I think it makes sense for a lot of people who already have a 16-17kg enduro/park bike, to get a really light and nimble hardtail.
For this, a 1,8kg Al frame makes more sense than a 3,3kg Chromag frame, compliance be damned
  • 1 0
 What pants is @sarahmoore wearing? I can see the logo but can’t place it.
  • 2 0
 Disclaimer: you can't ride this bike longer than 27 years.
  • 1 0
 How does it compare to an XC FS like the Epic Evo, for example?
  • 1 0
 Great first bike for my buddy Kurt.
  • 1 0
 A Shotgun goes great with this frame.
  • 1 0
 I love the Spesh Command Post reference in the background.
  • 2 1
 $2k is a value hardtail.
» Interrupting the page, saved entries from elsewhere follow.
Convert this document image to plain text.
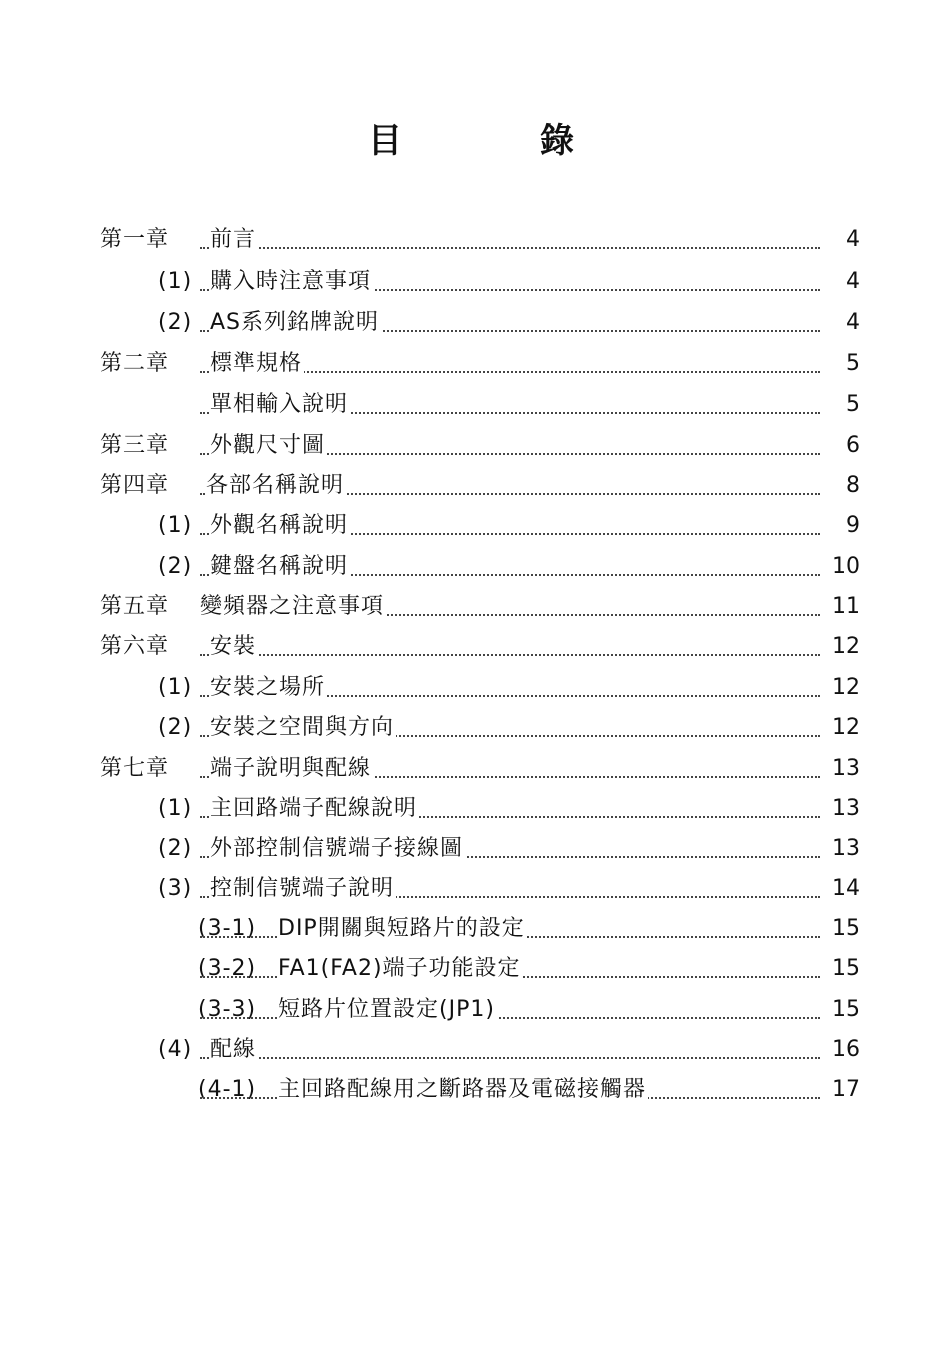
目	錄
第一章 前言	4
(1) 購入時注意事項	4
(2) AS系列銘牌說明	4
第二章 標準規格	5
單相輸入說明	5
第三章 外觀尺寸圖	6
第四章 各部名稱說明	8
(1) 外觀名稱說明	9
(2) 鍵盤名稱說明	10
第五章 變頻器之注意事項	11
第六章 安裝	12
(1) 安裝之場所	12
(2) 安裝之空間與方向	12
第七章 端子說明與配線	13
(1) 主回路端子配線說明	13
(2) 外部控制信號端子接線圖	13
(3) 控制信號端子說明	14
(3-1) DIP開關與短路片的設定	15
(3-2) FA1(FA2)端子功能設定	15
(3-3) 短路片位置設定(JP1)	15
(4) 配線	16
(4-1) 主回路配線用之斷路器及電磁接觸器	17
Why is the bike industry failing agin?
  • 1 0
 Very interesting, especially for $1450 US
  • 1 0
 Is it Superboost?
  • 3 0
 No, standard 12 x 148 boost.
  • 3 4
 @Saseba: in that case I’m out. Wheel can’t possibly be strong enough for my use.
  • 3 0
 @speed10: I hear you, also the rims are not even 36 spoke so why bother
  • 3 0
 @Uuno: plus a hardtail without cushcore and double downs is gonna pinch flat hitting a curb even at 40psi - total horse scat
  • 1 0
 @speed10: truth. A smart “upgrade” spec for some brand to include on their HCHT. It took me two busted wheels to realize this is the way.
  • 6 9
 The looks might be a shotgun blast to the face, but there's something in the way of it angles that I still like.